When a CEO writes 'we faced significant headwinds in our consumer segment, characterised by inventory recalibration and competitive repositioning' instead of 'sales fell because customers switched to a cheaper competitor', the obfuscation is the signal. Loughran-McDonald counts how many such hedge words, negative-finance words, and uncertain qualifiers appear relative to the section length. Li adds the readability dimension — sentences over 25 words, paragraphs over 100 words, Latin-derived rare vocabulary. Both compress to one truth: when management writes opaquely, the next four quarters tend to disappoint.

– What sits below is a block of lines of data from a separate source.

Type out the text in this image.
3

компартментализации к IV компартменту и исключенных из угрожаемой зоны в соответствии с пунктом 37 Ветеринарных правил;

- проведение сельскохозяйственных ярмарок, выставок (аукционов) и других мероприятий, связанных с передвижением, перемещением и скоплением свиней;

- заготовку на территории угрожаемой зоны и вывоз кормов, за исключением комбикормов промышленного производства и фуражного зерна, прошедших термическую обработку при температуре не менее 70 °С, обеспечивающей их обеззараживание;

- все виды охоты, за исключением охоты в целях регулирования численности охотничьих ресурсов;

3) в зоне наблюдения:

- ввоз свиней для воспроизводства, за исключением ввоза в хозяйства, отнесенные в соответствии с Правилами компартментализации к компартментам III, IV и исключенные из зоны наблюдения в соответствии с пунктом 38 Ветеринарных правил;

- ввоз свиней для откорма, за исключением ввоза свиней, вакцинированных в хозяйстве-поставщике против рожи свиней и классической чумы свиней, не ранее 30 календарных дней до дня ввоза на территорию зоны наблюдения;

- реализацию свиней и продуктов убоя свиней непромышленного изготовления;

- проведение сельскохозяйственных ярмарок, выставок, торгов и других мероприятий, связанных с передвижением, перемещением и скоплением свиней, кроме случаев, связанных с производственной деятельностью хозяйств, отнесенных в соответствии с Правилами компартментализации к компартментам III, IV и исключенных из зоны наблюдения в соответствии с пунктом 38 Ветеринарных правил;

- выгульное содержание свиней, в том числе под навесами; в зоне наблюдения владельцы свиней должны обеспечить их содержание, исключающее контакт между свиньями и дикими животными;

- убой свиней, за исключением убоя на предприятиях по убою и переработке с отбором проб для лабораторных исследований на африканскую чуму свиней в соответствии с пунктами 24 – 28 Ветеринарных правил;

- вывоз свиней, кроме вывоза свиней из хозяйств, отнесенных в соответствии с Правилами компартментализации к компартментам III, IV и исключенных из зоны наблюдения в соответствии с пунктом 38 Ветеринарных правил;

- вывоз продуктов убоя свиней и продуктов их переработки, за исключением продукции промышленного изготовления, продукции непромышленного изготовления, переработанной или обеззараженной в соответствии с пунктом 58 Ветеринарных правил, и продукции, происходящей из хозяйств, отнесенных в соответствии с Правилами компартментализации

for each 10-K MD&A section: neg_frac = count(LM_negative_words) / count(words) unc_frac = count(LM_uncertain_words) / count(words) litig_frac = count(LM_litigious_words) / count(words) fog_index = 0.4 · ( avg_words_per_sentence + 100·hard_word_frac ) nlp_raw = -1 · ( w₁·neg_frac + w₂·unc_frac + w₃·litig_frac + w₄·fog_z ) nlp = z_score( nlp_raw ) // sign flipped: less negative = bullish
Sign flip again so the factor reads bullish-when-high. Fog index is z-scored against the universe before being blended — large companies tend to have systematically denser legal language, so the absolute Fog level matters less than where a ticker sits relative to its peers. The four blend weights are not disclosed, but the four anchors (negative, uncertain, litigious, readability) are public LM/Li categories.
The NLP cron runs Sundays 11:30 + 11:45 UTC. It pulls the latest 10-K from SEC EDGAR XBRL, extracts the Item 7 (MD&A) section via a regex over the embedded HTML, tokenises with the LM dictionaries (negative, positive, uncertain, litigious, modal, constraining), and scores. Coverage is currently ~74% of the universe — the regex fails on a long tail of non-standard 10-K formats, mostly older filings or REITs with irregular item-numbering. We're tuning the regex pass each month.
NLP is the strongest companion factor for PEAD — together they decompose earnings news into the number (PEAD) and the narrative around the number (NLP). Bullish PEAD + bullish NLP fires EARNINGS MOMENTUM CASCADE; bullish PEAD + bearish NLP fires EARNINGS DISSONANCE (Tetlock 2007's mechanism — when management hedges around a beat, the beat is suspect). NLP also pairs with Insider: officers buying while writing optimistically is doubly bullish (INSIDER + NARRATIVE CONFLUENCE pattern). Finally, NLP and Quality interact — high quality with deteriorating tone is an early warning the moat is cracking.
Three known failure modes. (1) Boilerplate inflation. Compliance counsel adds risk-factor language each year; the same company's 10-K has more LM-negative words in 2025 than in 2015 even if the business is unchanged. We partly mitigate via z-scoring across the universe, but absolute trend in negative tone has slowly drifted up. (2) Foreign filers. 20-F filings (used by ADRs) follow a different structure than 10-K, and our extractor's coverage is weaker there — pending fix. (3) Q-only signals. The factor only updates on annual filings; intra-year tone shifts (10-Q MD&A, conference calls, press releases) are not yet incorporated. Adding 10-Q tone is on the post-16-May roadmap.
Every ticker page shows the per-factor decomposition. The NLP score is one of twelve composing the 0–100 APEX composite.